Cette rupture intervient après des mois de tensions croissantes entre les deux figures politiques, dont l’union avait été scellée dans l’opposition au président Macky Sall. Ousmane Sonko, ancien maire de Ziguinchor, avait été empêché de se présenter à l’élection présidentielle en raison d’une condamnation pour diffamation ayant entraîné la perte de ses droits civiques. Il avait alors soutenu la candidature de Bassirou Diomaye Faye, avant de jouer un rôle clé dans son accession au pouvoir.
une rivalité grandissante au sommet de l’État
Dès l’installation du nouveau gouvernement à Dakar, les divergences entre Bassirou Diomaye Faye et Ousmane Sonko se sont multipliées. Ces désaccords, alimentés par des luttes d’influence et des visions opposées sur la gestion du pouvoir, ont progressivement fragilisé leur collaboration. Ousmane Sonko, dont le discours souverainiste et panafricaniste séduit une jeunesse sénégalaise en quête de changement, reste une figure incontournable du paysage politique national. Pour une partie de la base militante, il incarne toujours l’inspirateur véritable de l’alternance politique.

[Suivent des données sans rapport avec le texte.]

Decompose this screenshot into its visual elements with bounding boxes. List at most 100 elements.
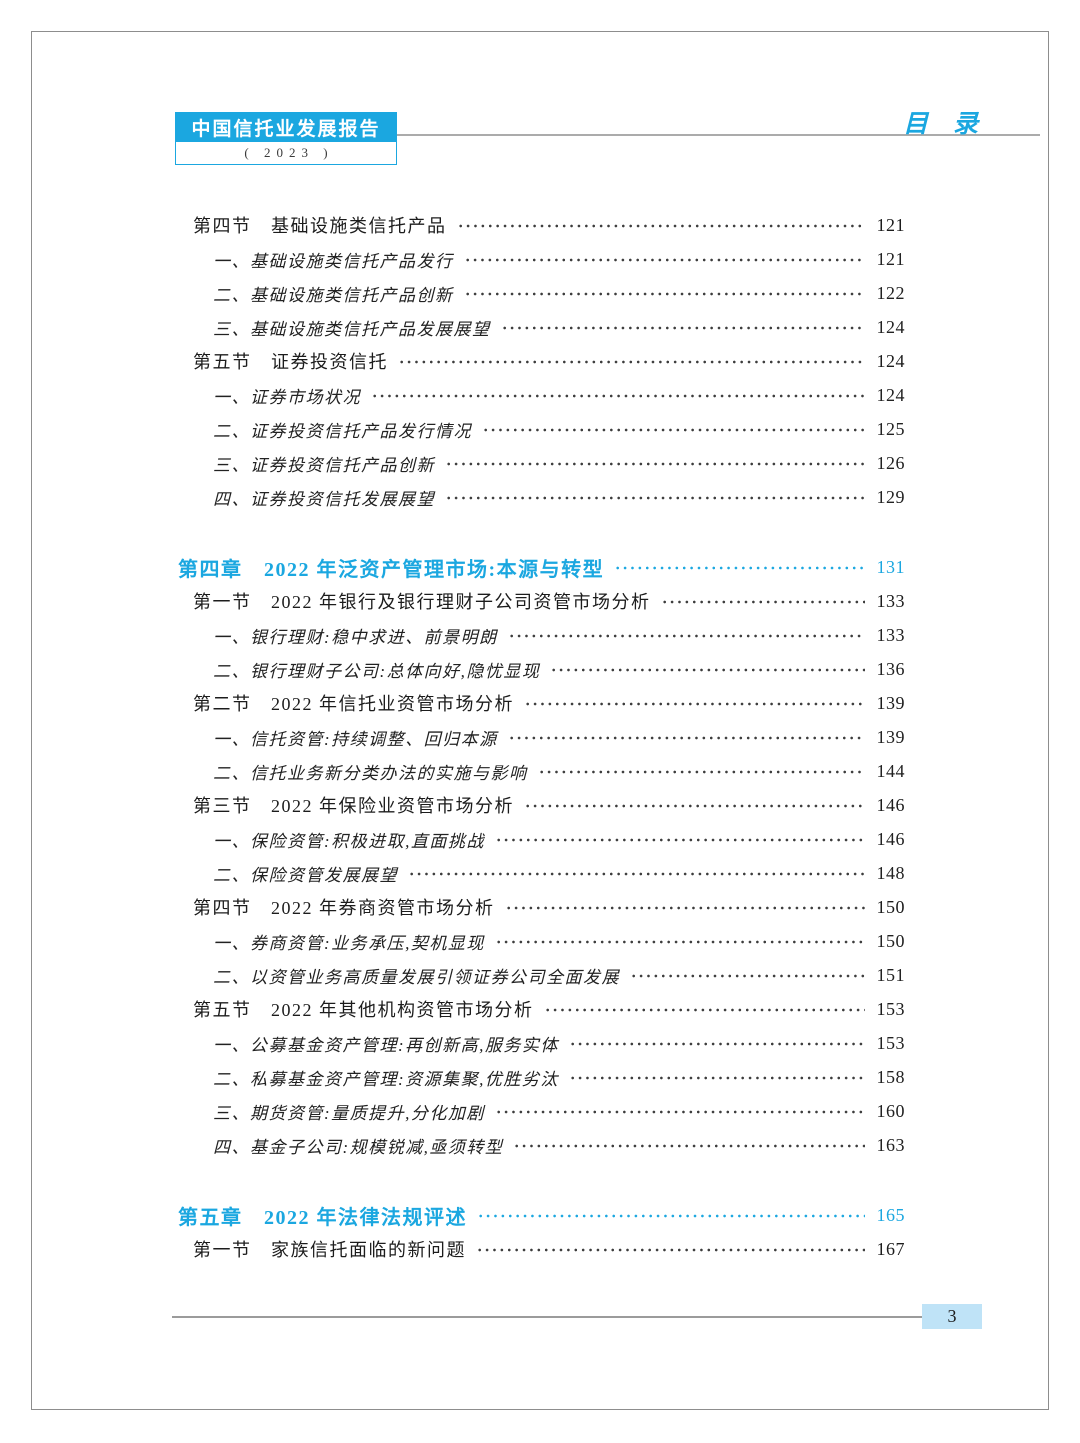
toc-page-number: 146 <box>876 828 905 849</box>
toc-entry-title: 第五节 2022 年其他机构资管市场分析 <box>193 1000 534 1020</box>
toc-row: 三、基础设施类信托产品发展展望 124 <box>178 310 905 344</box>
toc-row: 二、以资管业务高质量发展引领证券公司全面发展 151 <box>178 958 905 992</box>
toc-page-number: 133 <box>876 590 905 611</box>
report-title: 中国信托业发展报告 <box>175 112 397 142</box>
toc-page-number: 139 <box>876 692 905 713</box>
toc-dot-leader <box>482 424 865 436</box>
toc-row: 三、期货资管:量质提升,分化加剧 160 <box>178 1094 905 1128</box>
toc-page-number: 131 <box>876 556 905 577</box>
toc-row: 第四章 2022 年泛资产管理市场:本源与转型 131 <box>178 550 905 584</box>
toc-page-number: 124 <box>876 350 905 371</box>
toc-page-number: 160 <box>876 1100 905 1121</box>
toc-row: 三、证券投资信托产品创新 126 <box>178 446 905 480</box>
toc-dot-leader <box>408 868 865 880</box>
toc-page-number: 150 <box>876 896 905 917</box>
toc-dot-leader <box>445 492 865 504</box>
toc-page-number: 122 <box>876 282 905 303</box>
toc-entry-title: 四、证券投资信托发展展望 <box>213 489 435 509</box>
toc-row: 二、基础设施类信托产品创新 122 <box>178 276 905 310</box>
toc-row: 第一节 家族信托面临的新问题 167 <box>178 1232 905 1266</box>
toc-row: 第二节 2022 年信托业资管市场分析 139 <box>178 686 905 720</box>
header-rule <box>396 134 1040 136</box>
toc-row: 二、私募基金资产管理:资源集聚,优胜劣汰 158 <box>178 1060 905 1094</box>
toc-entry-title: 二、基础设施类信托产品创新 <box>213 285 454 305</box>
toc-entry-title: 一、银行理财:稳中求进、前景明朗 <box>213 627 498 647</box>
toc-dot-leader <box>524 800 865 812</box>
toc-entry-title: 三、期货资管:量质提升,分化加剧 <box>213 1103 485 1123</box>
toc: 第四节 基础设施类信托产品 121 一、基础设施类信托产品发行 121 二、基础… <box>178 208 905 1266</box>
toc-entry-title: 一、证券市场状况 <box>213 387 361 407</box>
page-number-badge: 3 <box>922 1304 982 1329</box>
toc-heading: 目 录 <box>903 111 979 138</box>
toc-entry-title: 第四节 2022 年券商资管市场分析 <box>193 898 495 918</box>
toc-entry-title: 一、保险资管:积极进取,直面挑战 <box>213 831 485 851</box>
toc-entry-title: 二、银行理财子公司:总体向好,隐忧显现 <box>213 661 541 681</box>
toc-dot-leader <box>568 1038 865 1050</box>
toc-page-number: 153 <box>876 998 905 1019</box>
toc-dot-leader <box>568 1072 865 1084</box>
toc-entry-title: 第一节 家族信托面临的新问题 <box>193 1240 466 1260</box>
toc-entry-title: 四、基金子公司:规模锐减,亟须转型 <box>213 1137 504 1157</box>
toc-dot-leader <box>494 834 865 846</box>
toc-row: 四、基金子公司:规模锐减,亟须转型 163 <box>178 1128 905 1162</box>
toc-entry-title: 第五章 2022 年法律法规评述 <box>178 1206 467 1229</box>
toc-dot-leader <box>550 664 865 676</box>
footer-rule <box>172 1316 922 1318</box>
toc-page-number: 150 <box>876 930 905 951</box>
toc-entry-title: 二、信托业务新分类办法的实施与影响 <box>213 763 528 783</box>
toc-row: 一、券商资管:业务承压,契机显现 150 <box>178 924 905 958</box>
page-number: 3 <box>947 1306 957 1326</box>
toc-row: 一、证券市场状况 124 <box>178 378 905 412</box>
toc-entry-title: 一、信托资管:持续调整、回归本源 <box>213 729 498 749</box>
toc-page-number: 125 <box>876 418 905 439</box>
toc-dot-leader <box>445 458 865 470</box>
toc-page-number: 136 <box>876 658 905 679</box>
toc-row: 一、公募基金资产管理:再创新高,服务实体 153 <box>178 1026 905 1060</box>
toc-entry-title: 二、证券投资信托产品发行情况 <box>213 421 472 441</box>
toc-row: 一、信托资管:持续调整、回归本源 139 <box>178 720 905 754</box>
toc-dot-leader <box>507 630 865 642</box>
toc-row: 第五节 2022 年其他机构资管市场分析 153 <box>178 992 905 1026</box>
toc-entry-title: 二、私募基金资产管理:资源集聚,优胜劣汰 <box>213 1069 559 1089</box>
toc-entry-title: 第四章 2022 年泛资产管理市场:本源与转型 <box>178 558 605 581</box>
toc-dot-leader <box>463 288 865 300</box>
toc-page-number: 163 <box>876 1134 905 1155</box>
toc-entry-title: 第四节 基础设施类信托产品 <box>193 216 447 236</box>
toc-row: 第五章 2022 年法律法规评述 165 <box>178 1198 905 1232</box>
toc-entry-title: 一、券商资管:业务承压,契机显现 <box>213 933 485 953</box>
toc-dot-leader <box>371 390 865 402</box>
report-title-badge: 中国信托业发展报告 ( 2023 ) <box>175 112 397 165</box>
toc-dot-leader <box>477 1210 865 1222</box>
toc-dot-leader <box>543 1004 865 1016</box>
toc-row: 二、银行理财子公司:总体向好,隐忧显现 136 <box>178 652 905 686</box>
toc-entry-title: 第二节 2022 年信托业资管市场分析 <box>193 694 514 714</box>
toc-page-number: 165 <box>876 1204 905 1225</box>
toc-page-number: 148 <box>876 862 905 883</box>
toc-page-number: 129 <box>876 486 905 507</box>
toc-row: 四、证券投资信托发展展望 129 <box>178 480 905 514</box>
toc-dot-leader <box>660 596 865 608</box>
toc-row: 第五节 证券投资信托 124 <box>178 344 905 378</box>
toc-page-number: 133 <box>876 624 905 645</box>
toc-dot-leader <box>630 970 865 982</box>
toc-page-number: 146 <box>876 794 905 815</box>
toc-page-number: 126 <box>876 452 905 473</box>
toc-entry-title: 第一节 2022 年银行及银行理财子公司资管市场分析 <box>193 592 651 612</box>
toc-row: 第四节 2022 年券商资管市场分析 150 <box>178 890 905 924</box>
toc-entry-title: 三、证券投资信托产品创新 <box>213 455 435 475</box>
toc-page-number: 153 <box>876 1032 905 1053</box>
toc-dot-leader <box>614 562 865 574</box>
page-border <box>31 31 1049 1410</box>
toc-row: 第三节 2022 年保险业资管市场分析 146 <box>178 788 905 822</box>
toc-page-number: 139 <box>876 726 905 747</box>
toc-entry-title: 第三节 2022 年保险业资管市场分析 <box>193 796 514 816</box>
toc-dot-leader <box>504 902 865 914</box>
toc-page-number: 124 <box>876 384 905 405</box>
toc-row: 第四节 基础设施类信托产品 121 <box>178 208 905 242</box>
toc-entry-title: 一、基础设施类信托产品发行 <box>213 251 454 271</box>
toc-row: 第一节 2022 年银行及银行理财子公司资管市场分析 133 <box>178 584 905 618</box>
toc-row: 一、银行理财:稳中求进、前景明朗 133 <box>178 618 905 652</box>
toc-row: 二、信托业务新分类办法的实施与影响 144 <box>178 754 905 788</box>
toc-dot-leader <box>398 356 865 368</box>
toc-page-number: 121 <box>876 214 905 235</box>
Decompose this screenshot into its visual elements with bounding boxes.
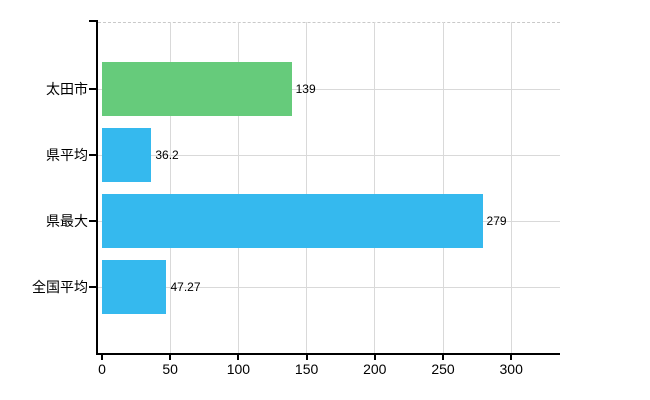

Les élections législatives de novembre 2024 ont encore exacerbé les tensions : le parti présidentiel, largement vainqueur, doit beaucoup à la popularité d’Ousmane Sonko. Plusieurs incidents récents à Dakar ont révélé des désaccords publics entre la présidence et la primature, rendant inévitable une séparation devenue, avec le temps, inéluctable.
Quelques instants après l’annonce de son limogeage, Ousmane Sonko a réagi sur les réseaux sociaux avec une phrase teintée de résilience : «Alhamdoulillah. Ce soir je dormirai le cœur léger à la cité Keur Gorgui», en référence à son domicile situé dans ce quartier dakarois. Rapidement, des images partagées en ligne ont montré des dizaines de ses partisans se rassembler devant sa résidence, scandant son nom à l’unisson.
un risque d’affrontement institutionnel
Cette décision ouvre une période d’incertitude politique majeure pour le Sénégal. Malgré sa destitution, Ousmane Sonko conserve une influence considérable au sein de l’Assemblée nationale, où son camp détient une large majorité. La rupture entre les deux hommes pourrait ainsi se transformer en un conflit institutionnel, d’autant que l’ancien Premier ministre reste l’une des personnalités politiques les plus populaires du pays.
Le tandem Faye-Sonko avait bâti son ascension sur une critique acerbe des élites traditionnelles, une remise en question des relations avec l’ancienne puissance coloniale française et une promesse de renouveau politique. Pendant des mois, leur mouvement avait su mobiliser une frange importante de la jeunesse urbaine sénégalaise, galvanisée par le discours radical porté notamment par Ousmane Sonko.
En écartant celui qui fut son mentor, Bassirou Diomaye Faye prend le risque de s’aliéner une base militante dont la loyauté repose en grande partie sur l’aura d’Ousmane Sonko. À Dakar, l’hypothèse d’une recomposition immédiate des rapports de force au sommet de l’État alimente déjà une agitation politique intense, dans un pays où la stabilité des institutions avait jusqu’ici résisté aux crises successives.